The world's largest tractor manufacturer by volumes foresees a sustained growth in tractor off-take on the back of festive season along with recently introduced farm bill.
Accordingly, auto major M&M's Farm Equipment Sector President Hemant Sikka predicts the farm bill to usher in higher income for farmers, thereby, allowing greater farm mechanisation levels.
"These reforms are positive, and we await on-ground execution of various elements of this bill to better realise its effectiveness," he told IANS.
"Higher productivity and better farm incomes being a paramount objective of this bill will improve the farmers ability to purchase a better class of equipment, ensuring optimal utilisation of resources, along with better management of crop lands," said Sikka.
According to Sikka, farm mechanisation has seen a secular growth this year. "In certain states, where there was a huge dependence on migrant labourers, the Covid-related exodus resulted in acute spike in mechanisation," he said.
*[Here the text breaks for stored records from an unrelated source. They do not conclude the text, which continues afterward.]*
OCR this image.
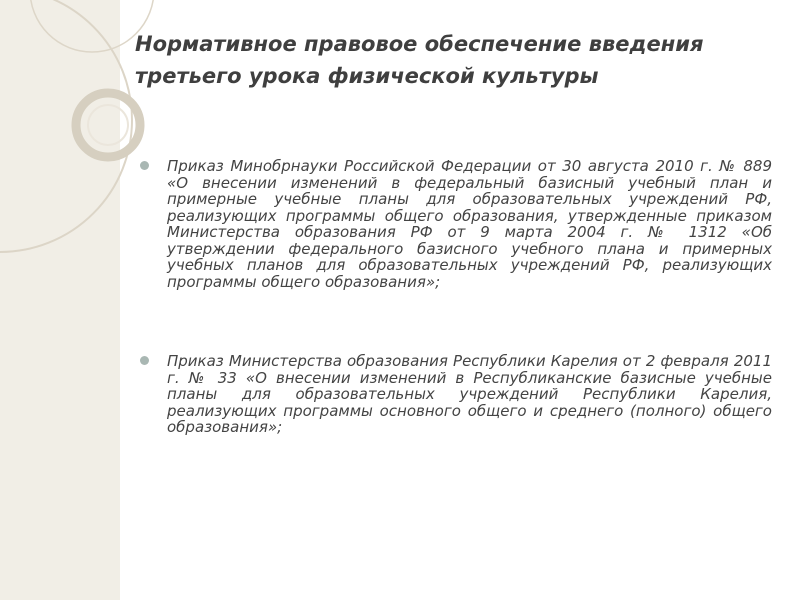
Нормативное правовое обеспечение введения третьего урока физической культуры
Приказ Минобрнауки Российской Федерации от 30 августа 2010 г. № 889 «О внесении изменений в федеральный базисный учебный план и примерные учебные планы для образовательных учреждений РФ, реализующих программы общего образования, утвержденные приказом Министерства образования РФ от 9 марта 2004 г. № 1312 «Об утверждении федерального базисного учебного плана и примерных учебных планов для образовательных учреждений РФ, реализующих программы общего образования»;
Приказ Министерства образования Республики Карелия от 2 февраля 2011 г. № 33 «О внесении изменений в Республиканские базисные учебные планы для образовательных учреждений Республики Карелия, реализующих программы основного общего и среднего (полного) общего образования»;
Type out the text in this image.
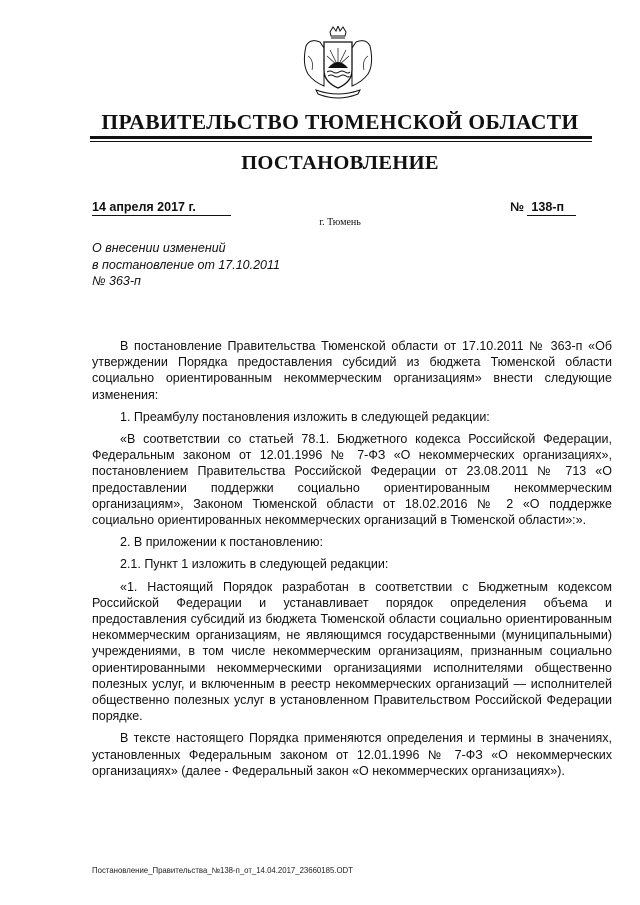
ПРАВИТЕЛЬСТВО ТЮМЕНСКОЙ ОБЛАСТИ
ПОСТАНОВЛЕНИЕ
14 апреля 2017 г.	№ 138-п
г. Тюмень
О внесении изменений
в постановление от 17.10.2011
№ 363-п

В постановление Правительства Тюменской области от 17.10.2011 № 363-п «Об утверждении Порядка предоставления субсидий из бюджета Тюменской области социально ориентированным некоммерческим организациям» внести следующие изменения:

1. Преамбулу постановления изложить в следующей редакции:

«В соответствии со статьей 78.1. Бюджетного кодекса Российской Федерации, Федеральным законом от 12.01.1996 № 7-ФЗ «О некоммерческих организациях», постановлением Правительства Российской Федерации от 23.08.2011 № 713 «О предоставлении поддержки социально ориентированным некоммерческим организациям», Законом Тюменской области от 18.02.2016 № 2 «О поддержке социально ориентированных некоммерческих организаций в Тюменской области»:».

2. В приложении к постановлению:

2.1. Пункт 1 изложить в следующей редакции:

«1. Настоящий Порядок разработан в соответствии с Бюджетным кодексом Российской Федерации и устанавливает порядок определения объема и предоставления субсидий из бюджета Тюменской области социально ориентированным некоммерческим организациям, не являющимся государственными (муниципальными) учреждениями, в том числе некоммерческим организациям, признанным социально ориентированными некоммерческими организациями исполнителями общественно полезных услуг, и включенным в реестр некоммерческих организаций — исполнителей общественно полезных услуг в установленном Правительством Российской Федерации порядке.

В тексте настоящего Порядка применяются определения и термины в значениях, установленных Федеральным законом от 12.01.1996 № 7-ФЗ «О некоммерческих организациях» (далее - Федеральный закон «О некоммерческих организациях»).

Постановление_Правительства_№138-п_от_14.04.2017_23660185.ODT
"In other states, where the dependence on migrant labourers were not as much, the demand for farm machinery was still there but not as acute."
For instance, some state governments are incentivising farmers to go in for greater farm mechanisation, so as to maintain the agriculture sector's growth rate during the Covid era.
Besides, Sikka noted that demand for higher HP tractors continues to grow.
"The overall industry has grown by around 12% in H1 FY21, whereas the over 40HP segment industry has witnessed much higher growth at 27.4%," explained Sikka.
"The contribution of over 40 HP segment in the industry has increased from 54.2% to 61.7%."
Furthermore, he expects rural sentiments to remain positive and translate into robust demand for tractors as "we move into the festive period".
"Concurrence of Kharif harvesting season and auspicious days of Navratri, Dussehra, Dhanteras and Diwali in October and November will support the demand trend."
He pointed out that the MSP measure, bountiful monsoon along with healthy water reservoirs' levels has led to an accelerated pick-up in tractor sales, so much so, that the company is barely managing to meet the demand.
"Starting with single-digit growth in May followed by double-digit growth in all subsequent months, we witnessed healthy demand during the Kharif harvesting season," he said adding: "We are operating at the lowest inventory levels ever."
Consequently, the demand supply mismatch has led to lower than usual inventory levels at the dealerships.
"We are trying to restore dealer inventory so that our channel partners are well equipped to cater to the festive demand," he said.
"Our factories continue to operate at peak or near peak capacity."